The faces of 22,000 people who died last year due to prescription opioid overdose have been preserved for perpetuity as miniature busts carved into pills. The unusual memorial is meant to raise awareness about America’s growing opioid epidemic.
A campaign launched by the nonprofit health organization National Safety Council and managed by the advertising agency Energy BBDO is taking aim at America’s opioid crisis by mechanically carving the faces of thousands of opioid overdose victims into little pills as part of a moveable “memorial.”
The roving exhibit kicked off in Chicago last month and will visit Pittsburgh, Atlanta, and Washington DC, among other cities.
As part of the campaign, a new face is mechanically carved every 24 minutes – the rate at which prescription opioid overdoses occur in the United States.
Powerful prescription painkillers such as OxyContin have become common recreational drugs across the country, engulfing the US in a growing opioid crisis. According to government data, the volume of opioid pills prescribed in the US has quadrupled since 1999 – as has the number of opioid overdoses.

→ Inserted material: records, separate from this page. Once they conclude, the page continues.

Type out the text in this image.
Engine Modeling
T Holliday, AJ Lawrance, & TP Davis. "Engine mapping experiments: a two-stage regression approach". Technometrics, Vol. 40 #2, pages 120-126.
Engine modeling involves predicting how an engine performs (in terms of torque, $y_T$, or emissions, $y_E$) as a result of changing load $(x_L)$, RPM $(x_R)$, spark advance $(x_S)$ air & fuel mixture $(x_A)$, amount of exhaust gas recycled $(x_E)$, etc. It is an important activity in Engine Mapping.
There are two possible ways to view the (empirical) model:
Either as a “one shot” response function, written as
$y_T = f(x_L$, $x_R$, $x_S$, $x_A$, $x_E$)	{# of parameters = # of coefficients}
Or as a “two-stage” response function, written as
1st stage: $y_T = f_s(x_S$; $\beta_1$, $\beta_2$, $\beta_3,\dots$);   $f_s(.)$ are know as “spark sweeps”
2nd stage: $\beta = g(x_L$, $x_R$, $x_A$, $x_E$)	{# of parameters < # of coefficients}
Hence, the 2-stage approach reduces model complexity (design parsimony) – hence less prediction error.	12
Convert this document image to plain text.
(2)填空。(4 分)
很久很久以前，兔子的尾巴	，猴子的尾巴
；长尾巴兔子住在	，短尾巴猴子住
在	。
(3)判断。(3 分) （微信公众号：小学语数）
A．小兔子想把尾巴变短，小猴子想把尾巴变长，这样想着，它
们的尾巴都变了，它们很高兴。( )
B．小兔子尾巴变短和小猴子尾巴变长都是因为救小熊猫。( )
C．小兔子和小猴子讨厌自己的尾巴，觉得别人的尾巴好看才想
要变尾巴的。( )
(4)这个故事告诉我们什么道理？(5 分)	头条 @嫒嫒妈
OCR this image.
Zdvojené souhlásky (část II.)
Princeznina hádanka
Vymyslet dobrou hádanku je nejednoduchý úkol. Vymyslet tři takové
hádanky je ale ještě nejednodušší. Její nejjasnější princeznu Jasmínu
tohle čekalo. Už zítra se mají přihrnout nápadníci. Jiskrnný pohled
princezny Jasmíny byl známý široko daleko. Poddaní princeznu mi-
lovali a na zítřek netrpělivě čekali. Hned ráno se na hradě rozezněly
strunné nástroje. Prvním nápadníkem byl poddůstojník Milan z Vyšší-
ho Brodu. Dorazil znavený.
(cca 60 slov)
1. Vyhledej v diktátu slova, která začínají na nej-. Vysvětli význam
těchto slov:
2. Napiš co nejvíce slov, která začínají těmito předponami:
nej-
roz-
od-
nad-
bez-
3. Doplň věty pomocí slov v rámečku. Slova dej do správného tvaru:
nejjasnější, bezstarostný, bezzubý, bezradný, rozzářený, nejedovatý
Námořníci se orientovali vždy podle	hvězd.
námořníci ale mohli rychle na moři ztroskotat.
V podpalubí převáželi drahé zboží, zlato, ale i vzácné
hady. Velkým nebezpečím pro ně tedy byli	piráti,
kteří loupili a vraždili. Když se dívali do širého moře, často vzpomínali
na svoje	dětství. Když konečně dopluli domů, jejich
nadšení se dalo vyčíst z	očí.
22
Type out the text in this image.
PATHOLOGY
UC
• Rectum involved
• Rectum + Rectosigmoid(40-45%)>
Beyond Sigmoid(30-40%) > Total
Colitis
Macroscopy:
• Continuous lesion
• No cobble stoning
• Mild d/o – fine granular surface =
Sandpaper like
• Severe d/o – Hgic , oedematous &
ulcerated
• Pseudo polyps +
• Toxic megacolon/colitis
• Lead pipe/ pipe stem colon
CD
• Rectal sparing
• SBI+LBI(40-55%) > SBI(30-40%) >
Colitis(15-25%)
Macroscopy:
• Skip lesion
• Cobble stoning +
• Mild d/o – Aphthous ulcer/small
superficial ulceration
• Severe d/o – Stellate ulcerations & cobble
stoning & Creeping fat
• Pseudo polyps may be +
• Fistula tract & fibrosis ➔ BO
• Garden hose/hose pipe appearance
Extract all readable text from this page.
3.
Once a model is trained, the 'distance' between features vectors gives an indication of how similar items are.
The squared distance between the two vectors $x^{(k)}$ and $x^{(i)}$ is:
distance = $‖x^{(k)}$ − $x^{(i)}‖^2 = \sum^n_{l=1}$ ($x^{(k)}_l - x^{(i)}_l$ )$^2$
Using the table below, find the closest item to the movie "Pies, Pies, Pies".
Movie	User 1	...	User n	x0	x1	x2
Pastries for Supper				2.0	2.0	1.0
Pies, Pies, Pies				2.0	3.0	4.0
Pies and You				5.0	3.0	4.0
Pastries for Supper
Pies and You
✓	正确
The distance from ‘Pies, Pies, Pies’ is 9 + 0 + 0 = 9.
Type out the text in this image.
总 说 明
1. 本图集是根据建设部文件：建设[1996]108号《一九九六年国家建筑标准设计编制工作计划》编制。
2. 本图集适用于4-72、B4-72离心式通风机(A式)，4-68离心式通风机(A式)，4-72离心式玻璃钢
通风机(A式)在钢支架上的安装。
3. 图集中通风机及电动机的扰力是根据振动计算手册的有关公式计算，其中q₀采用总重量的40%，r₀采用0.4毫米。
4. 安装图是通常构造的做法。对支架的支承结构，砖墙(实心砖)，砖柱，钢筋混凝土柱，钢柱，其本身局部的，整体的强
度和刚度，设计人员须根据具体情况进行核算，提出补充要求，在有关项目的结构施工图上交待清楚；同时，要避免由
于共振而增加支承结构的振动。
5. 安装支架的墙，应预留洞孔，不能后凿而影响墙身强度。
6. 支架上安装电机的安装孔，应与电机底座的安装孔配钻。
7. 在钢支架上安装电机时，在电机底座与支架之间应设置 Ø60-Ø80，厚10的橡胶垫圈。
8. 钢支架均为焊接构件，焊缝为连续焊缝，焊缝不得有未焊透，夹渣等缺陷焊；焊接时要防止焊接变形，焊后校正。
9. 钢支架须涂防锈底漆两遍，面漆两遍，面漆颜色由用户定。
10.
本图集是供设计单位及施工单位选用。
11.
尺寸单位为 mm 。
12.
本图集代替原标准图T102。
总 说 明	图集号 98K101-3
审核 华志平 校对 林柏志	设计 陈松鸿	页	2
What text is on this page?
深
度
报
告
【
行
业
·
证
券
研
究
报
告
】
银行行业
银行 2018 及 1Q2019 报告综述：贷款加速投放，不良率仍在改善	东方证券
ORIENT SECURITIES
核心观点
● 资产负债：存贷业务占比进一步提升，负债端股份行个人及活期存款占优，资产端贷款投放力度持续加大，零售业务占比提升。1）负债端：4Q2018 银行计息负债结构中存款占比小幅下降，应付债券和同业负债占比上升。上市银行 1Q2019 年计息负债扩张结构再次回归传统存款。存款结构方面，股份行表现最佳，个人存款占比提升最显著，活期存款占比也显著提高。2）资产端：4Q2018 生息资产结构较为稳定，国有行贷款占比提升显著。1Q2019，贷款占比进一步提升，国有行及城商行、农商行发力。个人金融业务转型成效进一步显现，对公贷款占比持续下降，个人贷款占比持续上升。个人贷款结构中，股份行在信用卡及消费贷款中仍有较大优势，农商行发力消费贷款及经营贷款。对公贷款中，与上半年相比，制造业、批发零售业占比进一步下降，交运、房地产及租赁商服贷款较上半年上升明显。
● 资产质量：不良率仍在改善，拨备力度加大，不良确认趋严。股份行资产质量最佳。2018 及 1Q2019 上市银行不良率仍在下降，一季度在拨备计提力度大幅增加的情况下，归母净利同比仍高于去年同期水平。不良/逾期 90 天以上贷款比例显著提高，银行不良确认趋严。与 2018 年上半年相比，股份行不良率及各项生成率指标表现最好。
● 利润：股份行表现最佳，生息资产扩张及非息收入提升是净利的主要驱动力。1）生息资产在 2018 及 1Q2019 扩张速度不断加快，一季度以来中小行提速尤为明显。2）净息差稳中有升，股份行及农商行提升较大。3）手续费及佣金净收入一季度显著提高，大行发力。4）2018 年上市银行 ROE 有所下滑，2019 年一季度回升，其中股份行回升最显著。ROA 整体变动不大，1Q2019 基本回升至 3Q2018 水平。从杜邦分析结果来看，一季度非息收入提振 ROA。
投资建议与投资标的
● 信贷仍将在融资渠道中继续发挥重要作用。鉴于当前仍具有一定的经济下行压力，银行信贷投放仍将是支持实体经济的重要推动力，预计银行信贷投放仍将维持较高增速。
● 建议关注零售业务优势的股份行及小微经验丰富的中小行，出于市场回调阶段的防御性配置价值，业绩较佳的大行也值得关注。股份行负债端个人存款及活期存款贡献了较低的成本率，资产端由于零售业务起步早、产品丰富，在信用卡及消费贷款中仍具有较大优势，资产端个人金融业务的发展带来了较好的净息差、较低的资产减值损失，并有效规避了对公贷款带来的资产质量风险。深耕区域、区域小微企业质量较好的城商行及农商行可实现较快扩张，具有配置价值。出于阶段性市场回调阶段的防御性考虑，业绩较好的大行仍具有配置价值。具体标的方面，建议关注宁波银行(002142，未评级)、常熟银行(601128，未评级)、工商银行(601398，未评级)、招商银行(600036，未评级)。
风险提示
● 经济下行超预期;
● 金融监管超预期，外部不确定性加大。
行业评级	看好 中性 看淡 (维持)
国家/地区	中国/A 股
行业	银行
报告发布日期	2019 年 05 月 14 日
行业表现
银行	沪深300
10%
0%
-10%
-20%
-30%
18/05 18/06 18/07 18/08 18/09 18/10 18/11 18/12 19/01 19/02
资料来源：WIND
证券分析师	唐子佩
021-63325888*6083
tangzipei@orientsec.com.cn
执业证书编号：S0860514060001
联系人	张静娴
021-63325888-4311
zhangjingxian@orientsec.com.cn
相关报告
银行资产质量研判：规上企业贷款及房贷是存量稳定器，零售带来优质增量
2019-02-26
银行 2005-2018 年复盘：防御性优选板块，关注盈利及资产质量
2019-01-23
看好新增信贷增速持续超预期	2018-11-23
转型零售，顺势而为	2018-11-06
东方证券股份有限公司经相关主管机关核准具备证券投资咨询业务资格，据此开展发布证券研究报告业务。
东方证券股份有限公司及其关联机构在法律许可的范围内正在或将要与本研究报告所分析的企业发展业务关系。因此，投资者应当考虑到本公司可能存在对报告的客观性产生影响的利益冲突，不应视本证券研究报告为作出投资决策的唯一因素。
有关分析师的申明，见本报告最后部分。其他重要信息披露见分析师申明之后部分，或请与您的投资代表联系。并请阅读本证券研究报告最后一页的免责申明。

A report by a presidential commission chaired by New Jersey Governor Chris Christie discovered that in 2015, the amount of opioids prescribed in the US was "enough for every American to be medicated around the clock for three weeks.”
In December, the White House announced that President Donald Trump would donate his 3rd quarter salary to help develop government programs aimed at fighting opioid addiction.